Voor het eerst naar Reitsum (1863 tot 1866).

De hervormde kerk te Reitsum, zoals die er rond 1723 uitzag.

Op 27 september 1863 nam hij afscheid van zijn eerste gemeente en toog naar het uiterste noorden van Friesland, naar ‘de drie naakte, nietige dorpjes, Vlieterpen of vluchtheuvels geheten’, slechts bereikbaar ‘langs smalle puindijkjes. (…) Op een deels  afgegraven terp staat een zwaargebouwd kerkjen, van een kerkhof omgeven. Eene groote boerenplaats, nog een paar boerenhofsteden, eene school met meestershuis en eenige arbeiderswoningen, ziedaar alles’.

Hoe klein, nietig en naakt ook, elk van de drie dorpjes had een eigen hervormd kerkje en twee van de drie – Genum en Reitsum – hadden voorname bewoners gehad. Bij Genum stonden twee adellijke huizen, die van Roorda en Aylva, en bij Reitsum (hoewel dicht bij Lichtaard) dat van de adellijke familie Stania. Ze waren overigens allang verdwenen en er voor in de plaats waren grote boerderijen gekomen. Ds. Ploos van Amstel deed intrede op 11 oktober 1863, nadat hij door ds. L.A. Offerhaus van Wanswerd-Jislum  in het ambt bevestigd was.  De intreepreek ging over 2 Corinthiërs 3 vers 5: “Niet dat wij van onszelven bekwaam zijn iets te denken, als uit onszelven; maar onze bekwaamheid is uit God“. De kerk zat hier al direct vol. Men had kennelijk al veel over de nieuwe dominee gehoord. Ook nadien bleef de kerk gevuld met toehoorders uit de zeer wijde omtrek. Het deerde hen niet als dominee soms drie uur achtereen preekte, want ze dronken zijn woorden.

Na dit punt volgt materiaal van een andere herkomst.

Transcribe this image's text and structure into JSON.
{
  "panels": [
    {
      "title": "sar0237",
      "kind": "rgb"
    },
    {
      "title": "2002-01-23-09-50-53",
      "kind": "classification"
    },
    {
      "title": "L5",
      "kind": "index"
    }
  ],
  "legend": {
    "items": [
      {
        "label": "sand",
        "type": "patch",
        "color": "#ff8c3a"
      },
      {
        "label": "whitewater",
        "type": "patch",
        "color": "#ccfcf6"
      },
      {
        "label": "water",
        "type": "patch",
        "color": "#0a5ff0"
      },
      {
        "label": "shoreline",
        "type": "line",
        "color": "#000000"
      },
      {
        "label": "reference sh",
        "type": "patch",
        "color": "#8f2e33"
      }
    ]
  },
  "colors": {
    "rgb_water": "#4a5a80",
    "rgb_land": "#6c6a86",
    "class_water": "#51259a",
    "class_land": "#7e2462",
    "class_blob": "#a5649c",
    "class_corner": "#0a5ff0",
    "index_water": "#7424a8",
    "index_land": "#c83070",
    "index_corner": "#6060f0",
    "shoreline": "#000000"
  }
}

Het hervormde kerkje te Genum, zoals dat er omstreeks 1723 uit zag (tek.: ‘De geschiedenis gaat door Het eigen Dorp’).

“Van heinde en ver kwam men hem horen en in de pastorie werden alle vreemdelingen allergulst ontvangen. Vissers uit het dorp Paesens, landvolk en mensen uit de stad, zij allen vulden de ruime voorkamer. Waar de trekpot het afleggen moest, werd naar Friese zede een handvol thee in de ketel geworpen en – die kon het thee schenken volhouden. Ds. Ploos zat dan midden in zijn volkje en al had de preek de nodige lengte volkomen gehad, onvermoeid sprak hij voort uit en over het leven des geloofs”, zo schreef dr.L.H. Wagenaar (1855-1910) later.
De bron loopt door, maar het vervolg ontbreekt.